The Phillips Theater on the University of Florida campus was only about 2/3 full, as a lot of students got tickets but chose not to go inside. Of those who did attend Spencer's speech, about 3/4 of them were there to confront him. And they did just that, chanting “Go home Spencer, go home Spencer, go home Spencer.”

You could hear them shouting and that sort of chanting went on for a solid 45 minutes.

PHOTOS FROM UNIVERSITY OF FLORIDA DURING RICHARD SPENCER EVENT

Spencer came to the University of Florida, he said, to express his right to free speech. But it wasn’t much of a speech at all, as the students and other protesters simply would not be silenced.

And that visibly frustrated Spencer. He even handed off the microphone to some of the other organizers, before lashing out at the crowd again in a condescending way and resorting to insults.

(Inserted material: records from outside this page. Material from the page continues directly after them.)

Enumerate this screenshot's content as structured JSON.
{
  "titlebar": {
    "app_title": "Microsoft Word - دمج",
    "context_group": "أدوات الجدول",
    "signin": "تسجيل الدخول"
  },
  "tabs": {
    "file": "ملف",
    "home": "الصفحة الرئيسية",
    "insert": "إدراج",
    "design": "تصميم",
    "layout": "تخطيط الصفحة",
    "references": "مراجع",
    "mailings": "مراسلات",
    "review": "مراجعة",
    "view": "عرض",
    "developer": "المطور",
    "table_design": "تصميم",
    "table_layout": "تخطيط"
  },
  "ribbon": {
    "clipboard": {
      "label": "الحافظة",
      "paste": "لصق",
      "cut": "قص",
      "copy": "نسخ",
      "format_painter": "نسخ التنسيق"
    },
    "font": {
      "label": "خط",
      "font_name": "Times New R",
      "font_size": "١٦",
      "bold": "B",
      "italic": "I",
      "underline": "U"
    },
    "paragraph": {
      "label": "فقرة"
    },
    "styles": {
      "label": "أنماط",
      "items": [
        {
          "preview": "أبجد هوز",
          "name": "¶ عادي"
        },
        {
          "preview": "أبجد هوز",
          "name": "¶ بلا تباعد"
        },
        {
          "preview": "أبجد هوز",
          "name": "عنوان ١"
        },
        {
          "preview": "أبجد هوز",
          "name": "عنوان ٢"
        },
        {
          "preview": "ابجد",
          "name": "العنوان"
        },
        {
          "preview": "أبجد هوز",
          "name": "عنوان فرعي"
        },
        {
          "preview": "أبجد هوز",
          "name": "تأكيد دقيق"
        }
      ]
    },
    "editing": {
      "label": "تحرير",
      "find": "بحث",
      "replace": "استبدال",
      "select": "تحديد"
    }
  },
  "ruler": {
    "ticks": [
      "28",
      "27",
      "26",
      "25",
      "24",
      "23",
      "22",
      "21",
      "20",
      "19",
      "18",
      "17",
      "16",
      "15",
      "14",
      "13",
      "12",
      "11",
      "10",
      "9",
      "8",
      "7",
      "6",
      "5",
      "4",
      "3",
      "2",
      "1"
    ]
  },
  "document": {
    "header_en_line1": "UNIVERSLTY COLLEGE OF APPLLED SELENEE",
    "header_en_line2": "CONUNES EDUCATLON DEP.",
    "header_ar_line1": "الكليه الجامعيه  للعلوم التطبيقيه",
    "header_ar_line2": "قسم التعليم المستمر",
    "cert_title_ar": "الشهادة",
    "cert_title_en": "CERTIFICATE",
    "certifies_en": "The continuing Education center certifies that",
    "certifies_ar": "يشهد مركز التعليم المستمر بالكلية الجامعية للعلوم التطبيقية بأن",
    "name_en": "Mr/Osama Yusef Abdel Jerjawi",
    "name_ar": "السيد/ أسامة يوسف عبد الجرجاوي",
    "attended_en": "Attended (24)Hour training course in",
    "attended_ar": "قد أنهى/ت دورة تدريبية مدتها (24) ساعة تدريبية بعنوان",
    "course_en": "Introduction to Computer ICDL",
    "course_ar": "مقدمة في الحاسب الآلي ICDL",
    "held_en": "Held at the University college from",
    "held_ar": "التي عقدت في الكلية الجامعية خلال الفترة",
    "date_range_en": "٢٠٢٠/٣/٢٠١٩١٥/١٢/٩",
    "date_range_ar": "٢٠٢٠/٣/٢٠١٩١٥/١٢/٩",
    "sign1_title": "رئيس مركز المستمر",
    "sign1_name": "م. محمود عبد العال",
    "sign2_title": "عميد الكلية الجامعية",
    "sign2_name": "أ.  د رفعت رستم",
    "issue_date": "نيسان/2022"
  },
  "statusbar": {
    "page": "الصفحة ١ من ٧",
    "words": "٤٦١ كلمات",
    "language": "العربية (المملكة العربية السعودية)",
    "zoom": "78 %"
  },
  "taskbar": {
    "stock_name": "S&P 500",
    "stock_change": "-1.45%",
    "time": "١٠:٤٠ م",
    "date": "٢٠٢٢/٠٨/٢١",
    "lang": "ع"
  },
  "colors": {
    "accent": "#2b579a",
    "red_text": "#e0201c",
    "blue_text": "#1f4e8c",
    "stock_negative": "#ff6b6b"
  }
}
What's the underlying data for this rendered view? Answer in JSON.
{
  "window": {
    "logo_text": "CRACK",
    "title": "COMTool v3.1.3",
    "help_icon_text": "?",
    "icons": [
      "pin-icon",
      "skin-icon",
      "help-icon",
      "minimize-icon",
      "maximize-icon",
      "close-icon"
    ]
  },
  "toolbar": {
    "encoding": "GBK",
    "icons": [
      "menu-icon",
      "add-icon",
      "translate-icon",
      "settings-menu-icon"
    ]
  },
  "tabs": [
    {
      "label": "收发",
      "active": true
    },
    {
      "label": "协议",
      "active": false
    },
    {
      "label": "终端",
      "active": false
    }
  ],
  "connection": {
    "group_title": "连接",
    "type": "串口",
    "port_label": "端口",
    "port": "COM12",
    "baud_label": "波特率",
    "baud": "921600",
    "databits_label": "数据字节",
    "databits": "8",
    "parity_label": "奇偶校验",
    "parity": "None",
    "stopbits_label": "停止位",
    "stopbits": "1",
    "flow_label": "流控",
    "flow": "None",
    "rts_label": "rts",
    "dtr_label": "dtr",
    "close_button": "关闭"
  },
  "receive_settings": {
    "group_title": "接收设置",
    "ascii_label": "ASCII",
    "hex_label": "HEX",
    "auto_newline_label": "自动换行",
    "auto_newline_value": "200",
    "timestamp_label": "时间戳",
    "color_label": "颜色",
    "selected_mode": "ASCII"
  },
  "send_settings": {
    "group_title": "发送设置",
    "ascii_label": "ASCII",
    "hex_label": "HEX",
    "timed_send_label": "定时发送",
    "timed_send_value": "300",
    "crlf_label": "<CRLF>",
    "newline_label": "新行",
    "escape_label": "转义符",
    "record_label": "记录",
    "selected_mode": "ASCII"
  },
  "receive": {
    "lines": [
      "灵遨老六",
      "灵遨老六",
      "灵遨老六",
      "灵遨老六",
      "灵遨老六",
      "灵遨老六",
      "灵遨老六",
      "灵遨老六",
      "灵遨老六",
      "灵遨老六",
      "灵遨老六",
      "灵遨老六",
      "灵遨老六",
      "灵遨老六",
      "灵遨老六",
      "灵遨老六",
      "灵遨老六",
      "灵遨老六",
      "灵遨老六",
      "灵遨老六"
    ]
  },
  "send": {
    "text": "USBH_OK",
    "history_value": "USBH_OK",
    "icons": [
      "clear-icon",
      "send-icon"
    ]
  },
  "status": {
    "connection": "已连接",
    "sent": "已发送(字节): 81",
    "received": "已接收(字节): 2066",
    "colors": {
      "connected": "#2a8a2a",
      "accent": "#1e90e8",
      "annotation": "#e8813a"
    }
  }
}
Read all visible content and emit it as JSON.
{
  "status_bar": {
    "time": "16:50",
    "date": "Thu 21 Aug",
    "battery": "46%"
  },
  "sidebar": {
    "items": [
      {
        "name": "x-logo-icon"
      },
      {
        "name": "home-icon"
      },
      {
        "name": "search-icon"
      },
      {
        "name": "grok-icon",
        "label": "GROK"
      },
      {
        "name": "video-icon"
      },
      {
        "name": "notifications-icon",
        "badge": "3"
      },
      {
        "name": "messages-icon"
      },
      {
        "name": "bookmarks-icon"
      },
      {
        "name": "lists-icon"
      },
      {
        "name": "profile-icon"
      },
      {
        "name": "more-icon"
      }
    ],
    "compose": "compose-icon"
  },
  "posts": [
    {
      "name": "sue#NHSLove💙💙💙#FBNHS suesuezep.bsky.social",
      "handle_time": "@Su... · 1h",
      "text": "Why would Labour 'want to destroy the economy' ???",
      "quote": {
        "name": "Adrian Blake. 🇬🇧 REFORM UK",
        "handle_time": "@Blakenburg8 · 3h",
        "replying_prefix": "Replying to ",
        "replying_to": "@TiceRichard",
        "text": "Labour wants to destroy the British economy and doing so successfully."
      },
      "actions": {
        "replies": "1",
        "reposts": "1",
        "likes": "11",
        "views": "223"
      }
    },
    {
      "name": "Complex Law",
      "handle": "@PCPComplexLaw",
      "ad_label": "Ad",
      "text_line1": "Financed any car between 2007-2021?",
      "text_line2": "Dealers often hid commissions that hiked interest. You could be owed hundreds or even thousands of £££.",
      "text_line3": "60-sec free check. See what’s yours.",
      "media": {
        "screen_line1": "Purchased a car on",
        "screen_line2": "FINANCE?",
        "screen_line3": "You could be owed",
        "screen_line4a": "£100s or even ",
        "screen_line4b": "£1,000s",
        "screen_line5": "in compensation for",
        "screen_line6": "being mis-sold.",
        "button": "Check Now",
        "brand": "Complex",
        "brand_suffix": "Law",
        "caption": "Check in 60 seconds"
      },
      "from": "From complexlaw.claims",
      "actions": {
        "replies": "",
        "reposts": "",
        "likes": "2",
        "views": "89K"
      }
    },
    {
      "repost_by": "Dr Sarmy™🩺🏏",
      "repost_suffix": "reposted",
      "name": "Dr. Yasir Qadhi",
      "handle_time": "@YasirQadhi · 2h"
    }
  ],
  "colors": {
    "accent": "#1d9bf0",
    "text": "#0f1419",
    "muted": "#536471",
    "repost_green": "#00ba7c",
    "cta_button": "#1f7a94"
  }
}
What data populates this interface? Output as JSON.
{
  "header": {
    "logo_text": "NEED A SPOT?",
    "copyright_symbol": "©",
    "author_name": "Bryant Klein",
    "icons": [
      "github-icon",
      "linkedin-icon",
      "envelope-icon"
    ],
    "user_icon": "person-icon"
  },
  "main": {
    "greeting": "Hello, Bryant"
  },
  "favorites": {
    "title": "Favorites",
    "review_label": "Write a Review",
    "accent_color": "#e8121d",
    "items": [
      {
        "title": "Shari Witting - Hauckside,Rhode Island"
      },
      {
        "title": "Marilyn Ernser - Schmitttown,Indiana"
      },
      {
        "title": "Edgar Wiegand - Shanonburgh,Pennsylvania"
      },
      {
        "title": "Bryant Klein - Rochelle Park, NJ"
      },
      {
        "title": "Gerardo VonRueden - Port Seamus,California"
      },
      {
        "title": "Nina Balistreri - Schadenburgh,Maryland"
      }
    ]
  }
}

“You're going to fail,” said Spencer, while he was on stage. “We are stronger than you, and you all know it. That's why you're ganging up here, like some sort of mob in order to prevent me from saying something. Do you not want to hear something?”

“All they hear is a bunch of shrieking and grunting morons,” he added. “You have responded become a cartoonist caricature of what people say about the left. You're worse than what most people say about the left. You are attempting to prevent people who are here to speak from speaking.”

And to that end, on the way out, some people said even though they don’t agree with Spencer’s views that they wanted to hear what he had to say and that the protestors had made that difficult.

Eventually, Spencer did take a few questions from the crowd. One of them asked why he should not be held responsible for the death of Heather Heyer in Charlottesville. She was the counter-protester who was run over during that white supremacist rally in August, organized by Spencer. But he said that was not his fault.

Spencer repeatedly thanked the University of Florida, which had to put $600,000 for security today. The president of the university went out of his way to tweet shortly thereafter saying the university does not back Spencer, nor anything he stands for. That they did this only out of legal obligation.